Editor’s Note: Originally scheduled for Aug. 31, the launch attempt was delayed by SpaceX twice, before proceeding successfully Sept. 2. This story has been updated.
Nearly five months after the Space Development Agency celebrated the first launch of its massive planned satellite constellation in low-Earth orbit, the organization got their their second go-around Sept. 2.
Thirteen satellites from Tranche 0 of the Proliferated Warfighter Space Architecture headed into orbit from Vandenberg Space Force Base, Calif., on a SpaceX Falcon 9 rocket at around 7:30 a.m. local time.
Originally, the launch was scheduled for June, but a combination of factors pushed it backward—just as the first launch was delayed as well. Tranche 0 program director Mike Eppolito cited several reasons for both delays in a briefing with reporters Aug. 30: policy hurdles, delayed deliveries, and severe weather. Moving forward, Eppolito expressed confidence that as the agency procures more tranches and sets more launches, some of those issues will ease.
If for some reason the Aug. 31 launch is called off, there is a backup window available Sept. 1 at 7:26 a.m. Pacific time. The 13 satellites set to go up include:
- 10 data transport satellite manufactured by Lockheed Martin
- One data transport satellite from York Space Systems
- Two missile tracking satellites from SpaceX
Combined with the 10 that went up in early April, that will round out most of Tranche 0, which officials have dubbed the “warfighter immersion tranche,” as it will demonstrate capabilities that later tranches will operationalize and give service members the opportunity to work with the systems and understand their capabilities.
Originally, Tranche 0 was set to take only two launches. However, SDA officials told reporters they have changed their plans to include a third launch before the end of 2023, including four missile tracking satellites from L3Harris. That launch will be a collaboration with Missile Defense Agency, which is launching its own missile-tracking satellites as part of the Hypersonic and Ballistic Tracking Space Sensor program.
“The benefit of that will be that we’ll be able to see the same targets from both the MDA satellites and SDA satellites, demonstrating both the medium field-of-view and wide field-of-view tracking payloads all together on the same target,” Eppolito said. “So there’ll be tremendous benefit to having those satellites on that launch together with MDA.”
Officials also said that since the first launch, they decided to keep a York data transport satellite on the ground as a testbed—meaning Tranche 0 will consist of 27 satellites in orbit, 19 for data transport and 8 for missile warning.
“We understand that software development and the application that we’re going to run on board are going to be a critical enabling element for PWSA,” Eppolito said. “So we believe that having that testbed on the ground will pay off for both the current tranche in terms of demonstrating things before we update the [space vehicles] on orbit.
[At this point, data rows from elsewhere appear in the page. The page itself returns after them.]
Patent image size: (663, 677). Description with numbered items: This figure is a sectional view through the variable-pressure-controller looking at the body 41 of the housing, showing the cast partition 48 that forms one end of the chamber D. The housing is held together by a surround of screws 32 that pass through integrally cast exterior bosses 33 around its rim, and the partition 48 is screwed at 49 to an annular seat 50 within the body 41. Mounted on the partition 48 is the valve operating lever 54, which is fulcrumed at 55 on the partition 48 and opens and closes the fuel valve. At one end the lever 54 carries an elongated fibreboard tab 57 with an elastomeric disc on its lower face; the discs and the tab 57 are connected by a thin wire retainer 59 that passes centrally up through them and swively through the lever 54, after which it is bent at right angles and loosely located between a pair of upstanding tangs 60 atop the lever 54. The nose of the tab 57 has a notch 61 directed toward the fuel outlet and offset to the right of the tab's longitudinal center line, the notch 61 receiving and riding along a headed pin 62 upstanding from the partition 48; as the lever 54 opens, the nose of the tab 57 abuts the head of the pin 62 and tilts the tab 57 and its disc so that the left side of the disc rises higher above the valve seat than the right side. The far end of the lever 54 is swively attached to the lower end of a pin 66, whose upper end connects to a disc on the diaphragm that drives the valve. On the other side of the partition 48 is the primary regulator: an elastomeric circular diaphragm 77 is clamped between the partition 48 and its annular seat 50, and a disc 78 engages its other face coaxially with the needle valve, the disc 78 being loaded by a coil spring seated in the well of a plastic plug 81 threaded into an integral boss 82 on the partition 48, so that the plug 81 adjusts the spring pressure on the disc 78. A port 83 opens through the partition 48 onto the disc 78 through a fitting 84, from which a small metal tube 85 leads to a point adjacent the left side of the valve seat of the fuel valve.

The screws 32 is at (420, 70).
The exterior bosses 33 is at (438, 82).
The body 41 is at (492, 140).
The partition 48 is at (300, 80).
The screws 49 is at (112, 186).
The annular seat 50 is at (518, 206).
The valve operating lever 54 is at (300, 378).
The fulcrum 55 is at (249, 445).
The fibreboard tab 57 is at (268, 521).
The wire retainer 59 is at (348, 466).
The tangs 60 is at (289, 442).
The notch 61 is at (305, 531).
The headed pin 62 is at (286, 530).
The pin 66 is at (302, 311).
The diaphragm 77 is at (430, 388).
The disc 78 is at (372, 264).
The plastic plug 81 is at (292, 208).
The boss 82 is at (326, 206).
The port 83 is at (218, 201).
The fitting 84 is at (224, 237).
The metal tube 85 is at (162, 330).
It will also be able to be used for future tranches in terms of learning on that satellite, which could then be applied to future tranches.”
While the second batch of Tranche 0 is set to go up, the first batch are still getting going. In June, SDA announced it had received its first images from the missile tracking satellites, but the data transport satellites, which will be crucial for connecting sensors and shooters around the globe, have yet to maneuver to their final intended orbit or tested their ability to relay data to the ground using Link 16, the military’s tactical data network.
“We have some outstanding policy issues that are holding that up,” Eppolito said of the Link 16 tests. “But from a technical standpoint, we’ve gotten through all the checkout leading up until that policy hurdle. As soon as we get approval there, we plan to move forward with that checkout.”
Officials in the Pentagon and Congress are watching Tranche 0 closely as a proof of concept for SDA’s unique approach, which is defined by rapid timelines, numerous small spacecraft, and increased contractor competition. The first eight satellites went from contract to orbit in two and a half years, extremely fast for a military space program. SDA has already started awarding contracts for Tranche 2 and assigning launches for Tranche 1, with the hope of fielding new capabilities every two years and a steady stream of launches throughout.